Though, as the only other people in the room were the attorney general and the then Taoiseach — Mr Calamity himself, Brian Cowen — we can probably draw our own conclusions.
Indeed, the banking inquiry is turning into a giant, and very long, game of political Cluedo as we discover who murdered Irish sovereignty and left the twitching corpse of the national economy lifeless at the bottom of the stairs.
Spoiler Alert: It was Fianna Fáil, in the fiance department, with the bank guarantee.
But, at least there was a woman front and centre, in the form of Tánaiste Joan Burton, at the so-called Cabinet jobs summit this week — though, in the case of the Labour leader, it was more the case of a Save My Job Summit, as she faces a very tough fight to retain her seat in the looming general election. Ironically, it looks as if she will be battling it, out for the fourth and final place in Dublin West, with Cabinet colleague, and thrusting Thatcherite, Leo Varadkar.
This is partly because whenever Labour does come up with a policy that might resonate with voters, such as a very belated move on low pay, the Taoiseach tries to claim credit for it.
Or, as UTV Ireland anchor, Chris Donoghue, put it to Ms Burton: “Enda Kenny’s wearing your clothes, isn’t he?”
The Tánaiste trilled back that imitation was the sincerest form of flattery, but, really, let’s not go there.
The banking blindside apart, there was a mini-breakthrough for women in politics in July, when the shameful tally of two female Cabinet members was lifted to the slightly less risible figure of four out of 15.
And, given that Mr Kenny, in unleashing his much-fabled “democratic revolution”, had originally given Ms Burton and Frances Fitzgerald the portfolios of welfare and children (the housekeeper and the nanny), their rise, on merit, to the roles of Tánaiste and Justice Minister was significant.
To his credit, Mr Kenny is the Taoiseach who ensured that political parties would take a financial hit if they did not make sure at least 30% of candidates were women at the next election, but until the Cabinet shake-up it was hard not to conclude that this Coalition was the political equivalent of comedian Harry Enfield’s stinging parody of 1950s-style, public-information films, called ‘Women — Know Your Place!’ One of Enfield’s black-and-white films opens with a woman approaching a car and the angry, clipped, British male voiceover despairing: “She’s getting in the wrong side — she’s getting in the driver’s side!”
And in the sketch on how a lady should behave at a dinner party when politics is discussed, a woman who attempts to join in the discourse about the economy, rather than talk about kittens, is rounded on: “Oh dear, what’s this?
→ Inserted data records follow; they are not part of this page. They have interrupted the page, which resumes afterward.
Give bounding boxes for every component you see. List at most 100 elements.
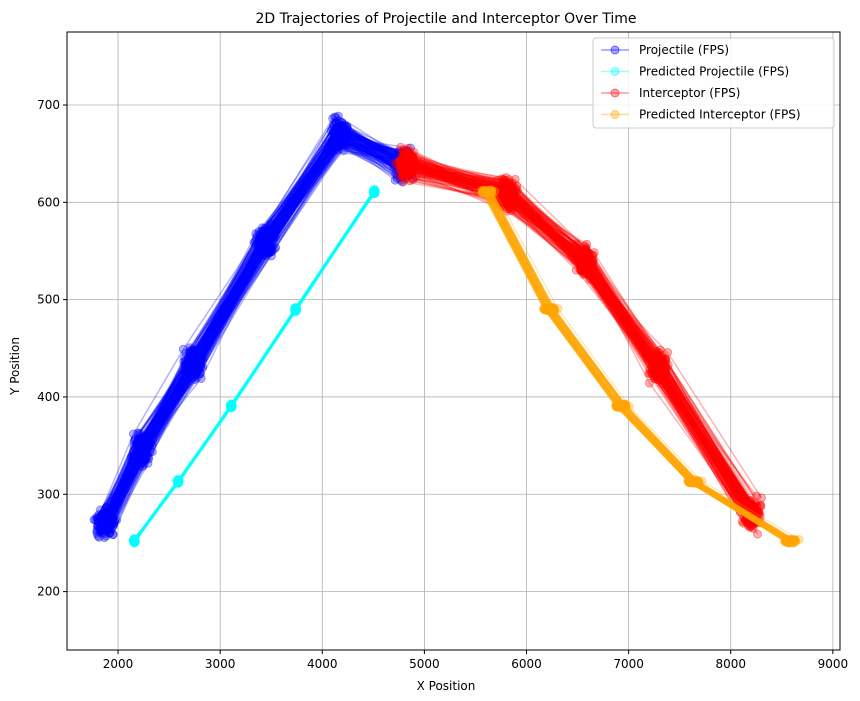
trajectory-point: [405, 155, 415, 165]
trajectory-point: [403, 169, 413, 179]
trajectory-point: [400, 169, 410, 179]
trajectory-point: [328, 138, 338, 147]
trajectory-point: [187, 366, 197, 376]
trajectory-point: [142, 438, 152, 448]
trajectory-point: [190, 370, 200, 379]
trajectory-point: [108, 513, 118, 523]
trajectory-point: [395, 157, 405, 167]
trajectory-line: [133, 190, 375, 542]
trajectory-point: [408, 160, 418, 170]
trajectory-point: [495, 200, 505, 210]
trajectory-point: [396, 155, 406, 165]
trajectory-line: [405, 157, 755, 519]
trajectory-point: [582, 253, 592, 263]
trajectory-point: [193, 351, 203, 361]
trajectory-point: [579, 263, 589, 273]
trajectory-line: [109, 127, 408, 528]
trajectory-point: [656, 359, 666, 369]
trajectory-line: [133, 189, 375, 542]
trajectory-line: [101, 121, 402, 531]
trajectory-point: [393, 161, 403, 171]
trajectory-point: [578, 269, 588, 279]
trajectory-point: [108, 519, 118, 529]
trajectory-point: [184, 370, 194, 380]
trajectory-point: [226, 402, 236, 412]
trajectory-point: [405, 159, 415, 169]
trajectory-point: [269, 233, 279, 243]
trajectory-point: [227, 401, 237, 411]
trajectory-line: [133, 191, 375, 541]
trajectory-point: [334, 122, 344, 132]
trajectory-point: [402, 145, 412, 155]
trajectory-point: [194, 351, 204, 360]
trajectory-point: [408, 174, 418, 184]
trajectory-point: [339, 133, 349, 143]
trajectory-line: [108, 149, 409, 523]
trajectory-line: [103, 115, 405, 521]
trajectory-point: [333, 142, 342, 152]
trajectory-point: [339, 136, 349, 146]
trajectory-point: [186, 352, 196, 362]
trajectory-point: [369, 185, 379, 195]
trajectory-point: [331, 113, 341, 122]
trajectory-point: [499, 174, 509, 184]
trajectory-line: [105, 141, 403, 515]
trajectory-point: [509, 190, 519, 200]
trajectory-point: [291, 305, 300, 315]
trajectory-line: [97, 142, 401, 526]
trajectory-line: [405, 158, 752, 510]
trajectory-point: [398, 155, 408, 165]
trajectory-point: [398, 145, 408, 155]
trajectory-point: [332, 119, 341, 128]
trajectory-point: [130, 535, 140, 545]
trajectory-point: [134, 430, 144, 440]
trajectory-point: [404, 159, 414, 169]
trajectory-point: [102, 519, 112, 529]
trajectory-line: [409, 163, 758, 523]
trajectory-point: [400, 148, 410, 158]
trajectory-point: [136, 445, 146, 455]
trajectory-point: [261, 241, 271, 251]
trajectory-point: [394, 171, 404, 181]
trajectory-point: [187, 349, 197, 359]
trajectory-point: [138, 446, 148, 456]
trajectory-point: [292, 303, 302, 313]
trajectory-point: [98, 523, 108, 533]
trajectory-point: [749, 507, 759, 517]
trajectory-point: [756, 500, 766, 510]
trajectory-point: [577, 261, 586, 271]
trajectory-point: [652, 362, 661, 372]
trajectory-line: [134, 193, 376, 542]
trajectory-point: [339, 129, 349, 139]
trajectory-point: [336, 132, 346, 142]
trajectory-line: [102, 125, 399, 523]
trajectory-line: [100, 142, 403, 531]
trajectory-point: [651, 369, 661, 379]
trajectory-point: [397, 149, 407, 159]
trajectory-point: [754, 509, 764, 519]
trajectory-point: [142, 452, 151, 462]
trajectory-point: [580, 262, 590, 272]
trajectory-line: [103, 137, 405, 517]
trajectory-point: [753, 507, 763, 517]
trajectory-point: [189, 362, 198, 372]
trajectory-point: [369, 185, 379, 195]
trajectory-point: [190, 375, 200, 385]
trajectory-line: [101, 137, 403, 528]
trajectory-line: [105, 129, 403, 509]
trajectory-point: [249, 238, 259, 247]
trajectory-point: [135, 442, 145, 452]
trajectory-line: [107, 120, 404, 523]
trajectory-point: [370, 186, 379, 196]
trajectory-point: [257, 223, 267, 233]
trajectory-point: [193, 344, 202, 354]
trajectory-point: [181, 348, 191, 358]
trajectory-point: [397, 162, 407, 172]
trajectory-point: [403, 166, 413, 175]
trajectory-point: [401, 153, 411, 163]
trajectory-point: [576, 253, 586, 263]
trajectory-point: [505, 196, 515, 206]
trajectory-point: [264, 229, 274, 239]
trajectory-point: [654, 369, 664, 379]
trajectory-point: [263, 235, 273, 245]
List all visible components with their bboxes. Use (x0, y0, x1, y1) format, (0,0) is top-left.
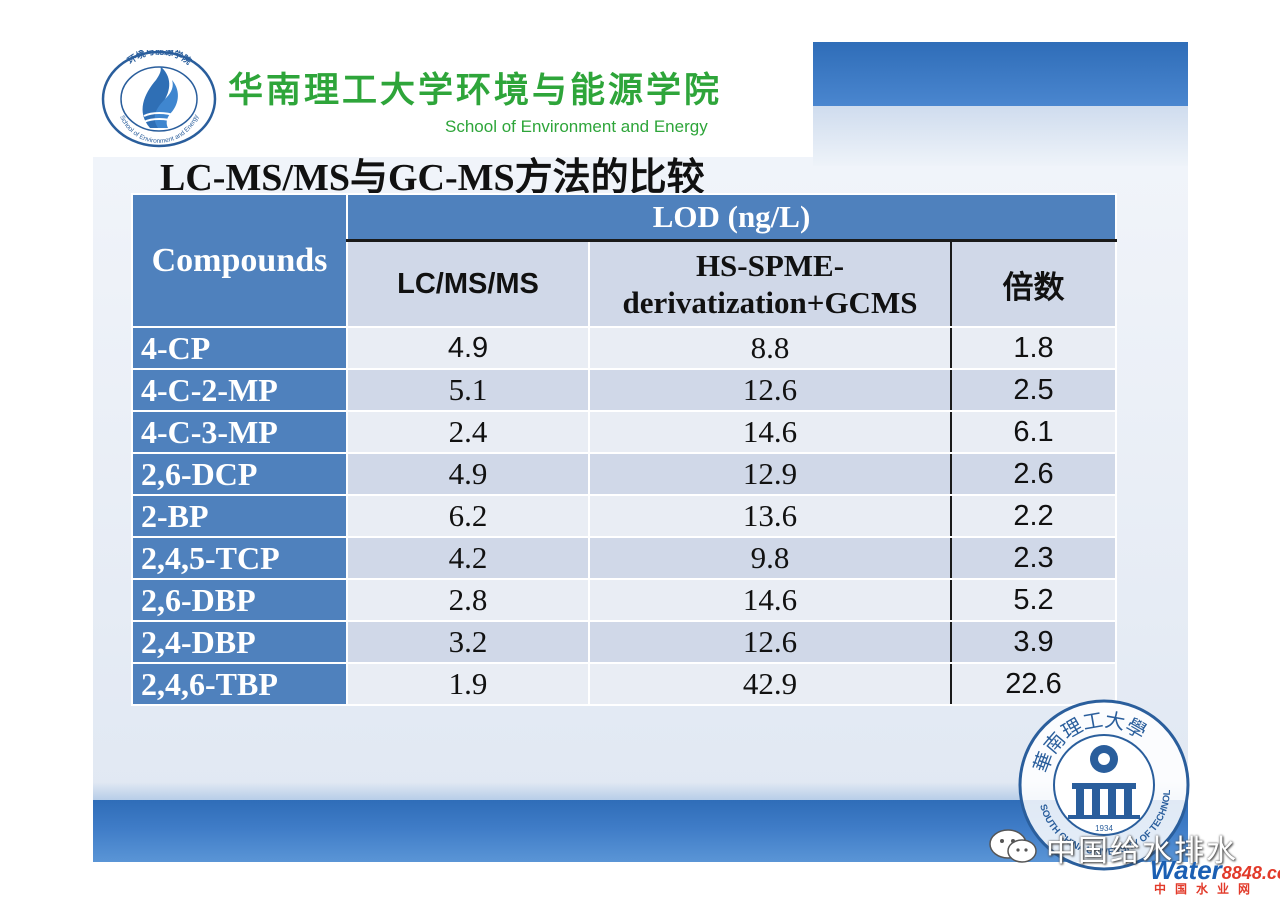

One of the women is about to embarrass us all! The lady has foolishly attempted to join in the conversation with a wild and dangerous opinion of her own! What half-baked drivel! See how the men look at her with utter contempt!”
Unfortunately, the echoes of that announcer can still be said to echo in the darker reaches of Irish public life today.
Especially at the banking inquiry, where the message being beamed out is: ‘Birds, eh? What do they know?’